Сколько слов о добром и вечном сыпалось вокруг меня; сеялись семена; я ими был засыпан. Среди кого я рос? У кого сидел на коленях? У Максима Ковалевского: сидел, и поражался мягкостью его живота; и я игрывал… под животом Янжула; Жуковский, Павлов, Усов, Стороженко, Анучин, Веселовский, Иванюков, Троицкий, Грот, Умов, Горожанкин, Зернов и прочие, прочие, прочие из стаи славной роились вокруг меня; не быт, а — «кладовая» с семенными мешками; но я, будучи «Боренькой», никак не мог развязать этих туго набитых семенами мешков; и весь перемазался пылью, их покрывающей; и эта пыль — быт квартир, в которых держались мешки с семенами; пыль была ужасна; «Танечке» на расстоянии подавалась горсточка зернышек; поживи она в кладовых, где держалось зерно, она, вероятно, не осталась бы… «Танечкой».
В недрах этих кладовых и был врублен в меня рубеж Двух столетий, проведший грань между Танечкой, которую увел… от начала века Виктор Александрович Гольцев, и мною, без Виктора Александровича, под кривою улыбкою Виктора Александровича, этот рубеж переступившим.

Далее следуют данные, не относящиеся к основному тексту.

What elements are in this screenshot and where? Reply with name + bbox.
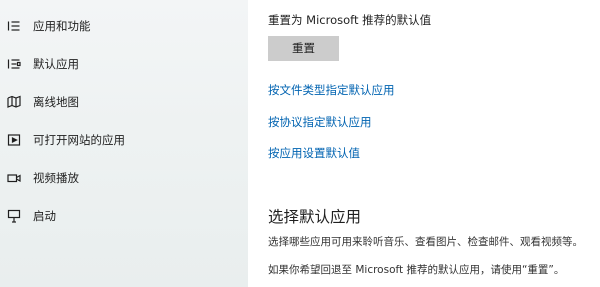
section-description: 选择哪些应用可用来聆听音乐、查看图片、检查邮件、观看视频等。 [268, 236, 583, 248]
sidebar: 应用和功能 默认应用 离线地图 可打开网站的应用 视频播放 启动 [0, 0, 248, 287]
reset-button[interactable]: 重置 [268, 36, 339, 61]
sidebar-item-offline-maps[interactable]: 离线地图 [0, 85, 248, 121]
link-by-app[interactable]: 按应用设置默认值 [268, 145, 360, 161]
link-by-file-type[interactable]: 按文件类型指定默认应用 [268, 82, 395, 98]
sidebar-item-startup[interactable]: 启动 [0, 199, 248, 235]
sidebar-item-default-apps[interactable]: 默认应用 [0, 47, 248, 83]
sidebar-item-label: 默认应用 [33, 57, 79, 71]
apps-list-icon [7, 19, 21, 33]
offline-maps-icon [7, 95, 21, 109]
sidebar-item-label: 可打开网站的应用 [33, 133, 125, 147]
default-apps-icon [7, 57, 21, 71]
sidebar-item-video-playback[interactable]: 视频播放 [0, 161, 248, 197]
sidebar-item-label: 离线地图 [33, 95, 79, 109]
sidebar-item-label: 应用和功能 [33, 19, 91, 33]
section-note: 如果你希望回退至 Microsoft 推荐的默认应用，请使用“重置”。 [268, 264, 565, 276]
main-content: 重置为 Microsoft 推荐的默认值 重置 按文件类型指定默认应用 按协议指… [248, 0, 600, 287]
video-playback-icon [7, 171, 21, 185]
sidebar-item-label: 启动 [33, 209, 56, 223]
reset-description: 重置为 Microsoft 推荐的默认值 [268, 13, 432, 27]
section-title: 选择默认应用 [268, 208, 362, 226]
startup-icon [7, 209, 21, 223]
sidebar-item-apps-features[interactable]: 应用和功能 [0, 9, 248, 45]
apps-for-websites-icon [7, 133, 21, 147]
sidebar-item-label: 视频播放 [33, 171, 79, 185]
sidebar-item-apps-for-websites[interactable]: 可打开网站的应用 [0, 123, 248, 159]
link-by-protocol[interactable]: 按协议指定默认应用 [268, 114, 372, 130]
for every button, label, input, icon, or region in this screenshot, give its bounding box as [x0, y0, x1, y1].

Скажу заранее: 1901 год, первый год новой эры, встречали, как новый, весьма немногие; для нас с Блоком он открыл эру зари, то есть радостного ожидания, ожидания размаха событий; большинство встретили этот год обычным аллегорическим завитком пожелания новогоднего счастья; щелкнула ровно в двенадцать бутылка шампанского; и — все; чего же еще?
Будущее виделось весьма неясно:
Так писал А. Блок.
И я писал в этом же году, еще не имея никакого ясного представления о бытии Блока: «Разве я не вижу, что все мы летим куда-то с головокружительной быстротой» («Симфония»)29
. И в последних днях улетающего столетия я написал последнюю фразу «Северной симфонии», повернутую к новому веку: «Ударил серебряный колокол»30. Для одних щелкала пробка шампанского, как и в прошлом году; другие слышали удар колокола; и гадали, о чем удар; это могли быть и звуки пожарного набата, и звуки марша; о содержаниях звуков гадали мы; наше «да» ведь не имело эмпирики; мы сходились в одном, что кризис — небывалый; и небывалость его протекает в совершенной тишине; в чем кризис? Социал-демократ мог ответить: «Скоро обнаружится социальная действительность, и сорвется фиговый листик с режима благополучия». Философ культуры мог ответить: «Гибель европейской буржуазной культуры». Философ мог сказать так: «Кризис теорий об однолинейном, прямолинейном прогрессе». Кто иной мог неопределенно сказать: «Конец эпохи»; а мистик мог заострить этот конец в конец мира вообще. Гадание о форме кризиса надо отличать от вопроса о наличии кризиса; это наличие для нас, детей рубежа, было эмпирикой переживаемого опыта; а вопрос о формах выявления его в начале века был загадан; и загаданность эту не закрепляли мы в непреложные догмы, а выдвигали ряд рабочих гипотез; утверждали: либо то, либо это. Так и в моей детской «Симфонии» изображены люди, по-разному констатирующие кризис; в «Симфонии» вы не найдете непререкаемого: непременно — то-то, а не это; для одних: «Ждали утешителя, а надвигался мститель» («Симфония»)31. Для других: «На востоке не ужасались; тут… наблюдалось счастливое волнение…» Для иных: «Погребали Европу осенним пасмурным днем» («Симфония»)32. Под всеми этими образами, по-разному рисовавшими кризис, был подан кризис; и в ответ на тему этого кризиса отвечали отцы так, как это изображено в «Симфонии» же: «Во всеоружии точных знаний они могли бы дать отпор всевозможным выдумкам… Но они предпочитают мрак… Какое отсутствие честности в этом кривлянье…» На что другой ученый, побойчей, отвечает: «Дифференциация и интеграция Спенсера обнимает лишь формальную сторону явлений жизни, допуская иные толкования… Ведь никто… не имеет сказать против эволюционной непрерывности. Дело идет лишь об искании смысла этой эволюции» («Симфония»)33.